Britain celebrated Remembrance Day, and I wrote on my Russian Telegram channel about it. November 11th was first marked in 1919 by the decree of King George V. Since then, and especially after the World War Two, people remembered those that fought and died in other conflicts. In fact, in one of the ceremonies I watched they even remembered the soldiers who died in the Boer War. The day that began with commemoration of the victims of the First World War has evolved into an occasion to remember all soldiers of the United Kingdom and the Commonwealth.
In Russia, we also remember the tragedy of World War One, but we do it on August 1st, the day the war started. In recent years, we have largely come to see this event as a personal tragedy of the Russian state and its people.
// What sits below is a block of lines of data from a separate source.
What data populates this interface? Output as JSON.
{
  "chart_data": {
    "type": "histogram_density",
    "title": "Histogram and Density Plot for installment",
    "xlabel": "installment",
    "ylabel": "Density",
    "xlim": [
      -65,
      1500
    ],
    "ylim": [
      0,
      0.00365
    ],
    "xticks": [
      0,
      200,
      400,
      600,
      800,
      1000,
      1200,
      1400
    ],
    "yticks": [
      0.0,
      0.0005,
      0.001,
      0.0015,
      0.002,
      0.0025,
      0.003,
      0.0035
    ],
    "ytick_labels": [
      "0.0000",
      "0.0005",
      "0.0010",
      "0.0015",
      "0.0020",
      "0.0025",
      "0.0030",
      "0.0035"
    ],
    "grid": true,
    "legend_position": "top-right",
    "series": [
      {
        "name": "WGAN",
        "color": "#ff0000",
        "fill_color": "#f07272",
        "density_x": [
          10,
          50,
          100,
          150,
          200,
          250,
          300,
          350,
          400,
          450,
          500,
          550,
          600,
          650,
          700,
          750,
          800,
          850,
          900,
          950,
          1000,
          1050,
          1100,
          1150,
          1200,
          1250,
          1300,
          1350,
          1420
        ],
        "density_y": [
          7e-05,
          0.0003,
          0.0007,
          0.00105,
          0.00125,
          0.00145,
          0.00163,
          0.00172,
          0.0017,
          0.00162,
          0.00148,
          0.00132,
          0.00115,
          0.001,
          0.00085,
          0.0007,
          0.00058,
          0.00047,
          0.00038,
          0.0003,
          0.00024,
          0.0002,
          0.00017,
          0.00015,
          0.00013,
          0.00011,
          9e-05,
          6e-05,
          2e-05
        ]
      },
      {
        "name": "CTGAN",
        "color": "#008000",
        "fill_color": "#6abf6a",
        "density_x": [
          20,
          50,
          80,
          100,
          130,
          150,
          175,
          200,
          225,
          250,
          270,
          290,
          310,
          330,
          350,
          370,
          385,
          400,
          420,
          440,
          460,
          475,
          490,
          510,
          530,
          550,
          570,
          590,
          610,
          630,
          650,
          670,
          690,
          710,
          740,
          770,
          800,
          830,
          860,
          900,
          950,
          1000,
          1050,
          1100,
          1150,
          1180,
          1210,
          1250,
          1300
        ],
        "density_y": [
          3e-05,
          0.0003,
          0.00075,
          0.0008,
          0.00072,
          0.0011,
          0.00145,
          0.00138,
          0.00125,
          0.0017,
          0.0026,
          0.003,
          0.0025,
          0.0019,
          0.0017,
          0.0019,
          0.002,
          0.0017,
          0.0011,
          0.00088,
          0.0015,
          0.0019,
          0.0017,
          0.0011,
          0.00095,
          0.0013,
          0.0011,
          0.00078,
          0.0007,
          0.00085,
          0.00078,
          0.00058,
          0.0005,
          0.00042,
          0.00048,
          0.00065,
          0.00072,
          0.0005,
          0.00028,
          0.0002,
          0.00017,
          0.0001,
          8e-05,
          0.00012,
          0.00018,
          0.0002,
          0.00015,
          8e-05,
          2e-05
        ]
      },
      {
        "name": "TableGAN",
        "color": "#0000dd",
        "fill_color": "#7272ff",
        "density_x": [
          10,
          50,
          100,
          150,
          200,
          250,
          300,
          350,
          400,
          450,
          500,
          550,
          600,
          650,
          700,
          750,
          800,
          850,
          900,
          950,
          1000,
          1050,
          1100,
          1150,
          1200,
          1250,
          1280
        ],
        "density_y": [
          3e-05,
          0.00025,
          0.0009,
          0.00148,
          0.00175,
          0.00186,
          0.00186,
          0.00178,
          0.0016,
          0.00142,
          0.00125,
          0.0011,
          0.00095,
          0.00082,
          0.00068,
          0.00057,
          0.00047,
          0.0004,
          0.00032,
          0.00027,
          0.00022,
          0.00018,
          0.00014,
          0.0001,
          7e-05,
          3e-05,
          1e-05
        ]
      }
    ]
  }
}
Following the successes at the front in 1916, it was probably assumed that Russia won the war; however, the events of 1917, with its two revolutions and deposition of monarchy, annihilated every achievement of the Russian army. The separate peace treaty between the Bolshevist government and Berlin effectively left Germany to struggle alone on the Western front. Russia, in turn, was engulfed by the Civil War.
It is hard to feel gratitude for such events, but as I said in an earlier post, it is these events that ultimately teach us the most valuable lessons. And so I’m grateful for this experience that my country had once undergone that now supports its domestic unity.